We all have responsibilities and obligations.  It is part of being in relationships with family, co-workers, neighbors, and life.

Donna shares a story about one morning – years ago as a full-time working mom, wife and mother with 3 children – when she woke up and realized she wasn’t responsible for the sun rising that morning.  (It’s true!)

While she can laugh about it now, it was a very serious moment in her early adult years.   Intellectually, she of course knew that she wasn’t responsible for the sunrise, yet she had emotionally taken on an exaggerated sense of responsibility that felt like the weight of the universe was on her shoulders.

In an odd way, Donna was victimized by her strong sense of responsibility.  The “gift” of the value of responsibility she gained from her family-of-origin had become overused and developed into a burden.

With the sunrise epiphany, she was able to see that it was her thinking that created the extreme sense of responsibility, not the situation.   Donna doesn’t even remember what the presenting situation was – just the epiphany upon awakening.  Her self-persecuting internal dialogue resulted in her feeling responsible for everyone’s happiness and kept her locked into her own internal Dreaded Drama Triangle (DDT).

Because of her realization, she had conversations with her then husband and kids, out of which they volunteered that they could do a lot more to take care of themselves. And, to her surprise, they wanted to.  They were happier and Donna discovered more personal freedom as well.   It was such a relief to let go and let more ease flow through the family.

Being overly responsible certainly happens at work as well and can have equally frustrating results.
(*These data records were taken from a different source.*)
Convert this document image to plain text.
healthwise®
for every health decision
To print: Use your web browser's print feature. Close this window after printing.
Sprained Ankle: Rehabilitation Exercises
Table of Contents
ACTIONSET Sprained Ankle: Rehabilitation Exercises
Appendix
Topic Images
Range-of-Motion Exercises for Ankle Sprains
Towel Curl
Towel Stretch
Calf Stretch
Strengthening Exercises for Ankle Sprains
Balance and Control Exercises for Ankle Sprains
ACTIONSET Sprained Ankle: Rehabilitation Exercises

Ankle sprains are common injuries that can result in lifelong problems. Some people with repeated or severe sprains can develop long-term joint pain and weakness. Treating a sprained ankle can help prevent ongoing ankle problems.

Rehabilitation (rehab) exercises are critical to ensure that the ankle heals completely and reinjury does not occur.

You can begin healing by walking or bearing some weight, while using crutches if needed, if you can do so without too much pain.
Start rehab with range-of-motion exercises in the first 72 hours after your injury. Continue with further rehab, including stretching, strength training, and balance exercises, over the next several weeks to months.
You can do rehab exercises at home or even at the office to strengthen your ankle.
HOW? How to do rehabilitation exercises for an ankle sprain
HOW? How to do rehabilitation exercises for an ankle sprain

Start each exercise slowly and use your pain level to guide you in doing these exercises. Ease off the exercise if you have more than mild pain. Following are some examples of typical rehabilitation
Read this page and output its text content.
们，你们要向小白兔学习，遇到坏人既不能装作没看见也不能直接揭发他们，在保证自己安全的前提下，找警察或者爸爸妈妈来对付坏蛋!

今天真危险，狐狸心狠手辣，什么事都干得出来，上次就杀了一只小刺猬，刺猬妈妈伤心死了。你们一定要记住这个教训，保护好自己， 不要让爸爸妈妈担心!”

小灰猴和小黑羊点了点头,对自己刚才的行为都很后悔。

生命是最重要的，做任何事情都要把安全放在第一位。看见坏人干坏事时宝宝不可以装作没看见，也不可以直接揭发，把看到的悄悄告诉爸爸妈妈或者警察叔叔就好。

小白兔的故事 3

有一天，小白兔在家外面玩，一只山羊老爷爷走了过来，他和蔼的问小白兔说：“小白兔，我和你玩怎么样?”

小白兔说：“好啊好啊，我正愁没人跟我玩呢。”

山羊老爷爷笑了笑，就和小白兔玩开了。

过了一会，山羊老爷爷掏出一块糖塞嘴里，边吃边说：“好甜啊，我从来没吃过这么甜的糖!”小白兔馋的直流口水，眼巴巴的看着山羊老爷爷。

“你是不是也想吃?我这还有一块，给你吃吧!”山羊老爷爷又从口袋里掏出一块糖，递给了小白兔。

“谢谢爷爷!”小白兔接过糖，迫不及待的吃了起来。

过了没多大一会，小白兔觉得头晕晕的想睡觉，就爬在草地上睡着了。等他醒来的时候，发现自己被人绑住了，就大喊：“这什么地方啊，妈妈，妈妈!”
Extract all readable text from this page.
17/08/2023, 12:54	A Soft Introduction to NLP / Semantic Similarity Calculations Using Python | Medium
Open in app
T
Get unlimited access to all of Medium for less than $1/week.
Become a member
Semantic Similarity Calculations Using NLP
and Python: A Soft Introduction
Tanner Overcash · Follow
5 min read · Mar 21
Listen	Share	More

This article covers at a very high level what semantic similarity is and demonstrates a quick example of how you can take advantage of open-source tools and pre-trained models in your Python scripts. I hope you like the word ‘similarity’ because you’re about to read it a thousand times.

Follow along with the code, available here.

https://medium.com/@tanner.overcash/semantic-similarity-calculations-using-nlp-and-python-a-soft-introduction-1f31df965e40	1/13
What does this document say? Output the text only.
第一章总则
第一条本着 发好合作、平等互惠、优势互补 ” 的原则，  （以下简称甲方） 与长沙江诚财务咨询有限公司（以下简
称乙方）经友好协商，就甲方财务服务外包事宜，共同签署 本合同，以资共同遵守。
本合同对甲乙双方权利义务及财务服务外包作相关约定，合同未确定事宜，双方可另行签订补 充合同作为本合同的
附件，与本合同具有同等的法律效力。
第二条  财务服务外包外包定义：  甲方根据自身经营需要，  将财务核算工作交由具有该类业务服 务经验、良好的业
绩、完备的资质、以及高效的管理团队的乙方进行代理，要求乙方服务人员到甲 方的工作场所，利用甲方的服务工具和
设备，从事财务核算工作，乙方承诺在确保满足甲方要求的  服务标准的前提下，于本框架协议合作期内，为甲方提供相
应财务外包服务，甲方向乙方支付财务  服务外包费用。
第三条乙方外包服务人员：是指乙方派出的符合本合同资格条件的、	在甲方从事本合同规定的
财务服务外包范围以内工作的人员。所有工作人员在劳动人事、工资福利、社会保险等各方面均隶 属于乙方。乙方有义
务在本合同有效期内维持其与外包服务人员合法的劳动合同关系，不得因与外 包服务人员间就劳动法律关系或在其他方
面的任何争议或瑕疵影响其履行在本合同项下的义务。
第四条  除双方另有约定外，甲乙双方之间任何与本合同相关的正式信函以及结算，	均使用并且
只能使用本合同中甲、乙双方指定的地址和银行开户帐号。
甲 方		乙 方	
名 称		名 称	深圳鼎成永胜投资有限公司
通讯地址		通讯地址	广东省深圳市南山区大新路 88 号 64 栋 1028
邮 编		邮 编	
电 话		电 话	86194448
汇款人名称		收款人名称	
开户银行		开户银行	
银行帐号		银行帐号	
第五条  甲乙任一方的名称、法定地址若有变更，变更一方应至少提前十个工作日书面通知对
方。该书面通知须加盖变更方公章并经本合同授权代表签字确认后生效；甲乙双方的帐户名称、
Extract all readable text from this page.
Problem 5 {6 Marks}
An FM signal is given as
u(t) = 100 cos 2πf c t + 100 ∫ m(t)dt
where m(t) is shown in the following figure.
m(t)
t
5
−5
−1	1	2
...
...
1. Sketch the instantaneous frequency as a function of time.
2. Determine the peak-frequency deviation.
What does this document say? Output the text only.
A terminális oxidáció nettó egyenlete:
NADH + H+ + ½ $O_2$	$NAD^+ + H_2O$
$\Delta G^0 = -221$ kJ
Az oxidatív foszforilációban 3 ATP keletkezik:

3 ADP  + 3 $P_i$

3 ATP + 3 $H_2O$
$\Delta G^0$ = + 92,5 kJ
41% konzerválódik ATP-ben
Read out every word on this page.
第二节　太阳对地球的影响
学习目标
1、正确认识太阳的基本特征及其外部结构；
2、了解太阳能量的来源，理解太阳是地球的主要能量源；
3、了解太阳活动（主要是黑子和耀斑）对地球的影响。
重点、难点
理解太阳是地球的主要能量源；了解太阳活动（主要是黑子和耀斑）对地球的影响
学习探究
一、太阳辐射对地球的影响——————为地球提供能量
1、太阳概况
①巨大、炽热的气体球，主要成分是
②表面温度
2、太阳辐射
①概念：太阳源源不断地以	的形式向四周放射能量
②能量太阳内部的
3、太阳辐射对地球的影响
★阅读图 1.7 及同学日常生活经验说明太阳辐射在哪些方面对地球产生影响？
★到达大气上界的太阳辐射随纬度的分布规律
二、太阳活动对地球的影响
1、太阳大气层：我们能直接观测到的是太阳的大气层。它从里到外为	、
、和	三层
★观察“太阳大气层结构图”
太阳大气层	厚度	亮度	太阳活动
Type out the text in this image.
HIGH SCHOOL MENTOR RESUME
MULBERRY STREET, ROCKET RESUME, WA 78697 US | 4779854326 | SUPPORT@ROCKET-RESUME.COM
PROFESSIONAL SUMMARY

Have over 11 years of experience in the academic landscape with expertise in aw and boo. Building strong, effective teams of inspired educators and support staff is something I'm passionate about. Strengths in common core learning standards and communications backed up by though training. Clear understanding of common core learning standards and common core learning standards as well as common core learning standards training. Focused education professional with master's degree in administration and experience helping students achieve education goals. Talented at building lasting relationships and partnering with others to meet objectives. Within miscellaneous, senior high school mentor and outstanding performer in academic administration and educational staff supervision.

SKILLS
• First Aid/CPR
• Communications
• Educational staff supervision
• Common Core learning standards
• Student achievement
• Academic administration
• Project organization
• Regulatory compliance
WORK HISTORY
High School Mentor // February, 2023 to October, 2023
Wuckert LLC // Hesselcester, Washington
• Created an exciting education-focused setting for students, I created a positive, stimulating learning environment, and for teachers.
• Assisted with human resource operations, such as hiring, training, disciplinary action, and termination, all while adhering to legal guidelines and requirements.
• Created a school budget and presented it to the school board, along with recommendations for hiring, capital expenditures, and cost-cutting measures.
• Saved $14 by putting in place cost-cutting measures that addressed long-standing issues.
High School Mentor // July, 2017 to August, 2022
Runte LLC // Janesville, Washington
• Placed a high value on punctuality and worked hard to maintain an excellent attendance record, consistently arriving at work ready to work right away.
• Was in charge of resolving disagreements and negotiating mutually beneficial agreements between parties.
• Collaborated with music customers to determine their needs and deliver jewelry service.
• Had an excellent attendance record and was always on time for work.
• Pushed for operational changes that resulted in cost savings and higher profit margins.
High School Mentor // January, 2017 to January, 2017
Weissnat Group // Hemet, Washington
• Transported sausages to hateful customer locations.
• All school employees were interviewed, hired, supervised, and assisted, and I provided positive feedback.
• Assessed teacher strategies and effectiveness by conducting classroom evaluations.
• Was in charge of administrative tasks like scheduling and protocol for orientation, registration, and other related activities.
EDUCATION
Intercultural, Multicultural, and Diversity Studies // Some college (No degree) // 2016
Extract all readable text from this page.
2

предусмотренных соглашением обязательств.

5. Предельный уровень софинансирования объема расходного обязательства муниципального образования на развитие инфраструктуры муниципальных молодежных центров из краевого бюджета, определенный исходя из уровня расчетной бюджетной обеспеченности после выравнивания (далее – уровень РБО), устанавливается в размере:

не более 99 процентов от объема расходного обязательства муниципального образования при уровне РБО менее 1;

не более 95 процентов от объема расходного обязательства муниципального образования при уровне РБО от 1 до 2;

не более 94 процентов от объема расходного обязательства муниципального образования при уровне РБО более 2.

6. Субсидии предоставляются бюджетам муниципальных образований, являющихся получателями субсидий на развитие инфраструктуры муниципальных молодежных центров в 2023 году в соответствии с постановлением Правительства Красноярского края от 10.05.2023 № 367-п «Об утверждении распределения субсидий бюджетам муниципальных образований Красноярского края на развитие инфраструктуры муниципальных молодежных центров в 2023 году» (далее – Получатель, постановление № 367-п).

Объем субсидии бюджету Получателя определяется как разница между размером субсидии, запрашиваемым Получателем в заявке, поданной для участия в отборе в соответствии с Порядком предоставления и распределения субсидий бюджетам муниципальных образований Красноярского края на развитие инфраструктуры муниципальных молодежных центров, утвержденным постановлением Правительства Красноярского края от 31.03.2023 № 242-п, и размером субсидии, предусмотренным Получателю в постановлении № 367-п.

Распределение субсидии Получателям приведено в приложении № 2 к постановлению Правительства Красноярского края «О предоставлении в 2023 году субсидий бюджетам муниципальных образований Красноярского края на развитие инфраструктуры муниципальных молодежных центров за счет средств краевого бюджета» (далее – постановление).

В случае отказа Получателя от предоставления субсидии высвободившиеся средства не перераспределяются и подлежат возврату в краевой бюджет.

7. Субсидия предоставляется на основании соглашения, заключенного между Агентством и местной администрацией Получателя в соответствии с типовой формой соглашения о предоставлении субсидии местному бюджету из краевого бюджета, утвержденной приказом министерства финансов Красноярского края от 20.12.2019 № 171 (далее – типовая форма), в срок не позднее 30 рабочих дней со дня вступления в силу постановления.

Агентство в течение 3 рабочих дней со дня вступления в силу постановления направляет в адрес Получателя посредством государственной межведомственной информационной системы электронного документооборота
For example, David reflects on a time when he was managing a major department in a large corporation.  Working late at night (because of his own exaggerated sense of responsibility and not wanting to let anyone down), he was copied on an email that went to one of his direct reports.  The person to whom the email was directed had left for the evening.  Instead of letting the direct report respond in the morning, David went ahead and answered the email, only to find out the next morning that he gave the wrong information, which caused a flurry of additional messages.

He drew on this experience in the writing of his forthcoming book, 3 Vital Questions: Transforming Workplace Drama, in illustrating how managers and others can use exaggerated responsibility to justify being a Rescuer.

If you do not let go of exaggerated responsibility, it can put you on the path of burnout and misery, while feeling persecuted – not by others or external situations, but by your own thinking.  You cannot release yourself from the burden of false responsibilities until you wake-up to the fact that you are ultimately only responsible for your own attitudes and behavior.  When you make this shift  you can support others as Creators who own their own appropriate level of responsibility and accountability.    You really are not in charge of the sunrise……and a heck of a lot of other happenings and events in your life!

Donna now realizes that she did not trust life to unfold as it will and admits to a certain amount of unconscious arrogance that was running in the background of her life.  She failed to see that exaggerated sense of responsibility was really an attempt to control circumstances and situations.

Now, with each sunrise and sunset, she reminds herself to let go, enjoy the beauty, and do what is only hers to do.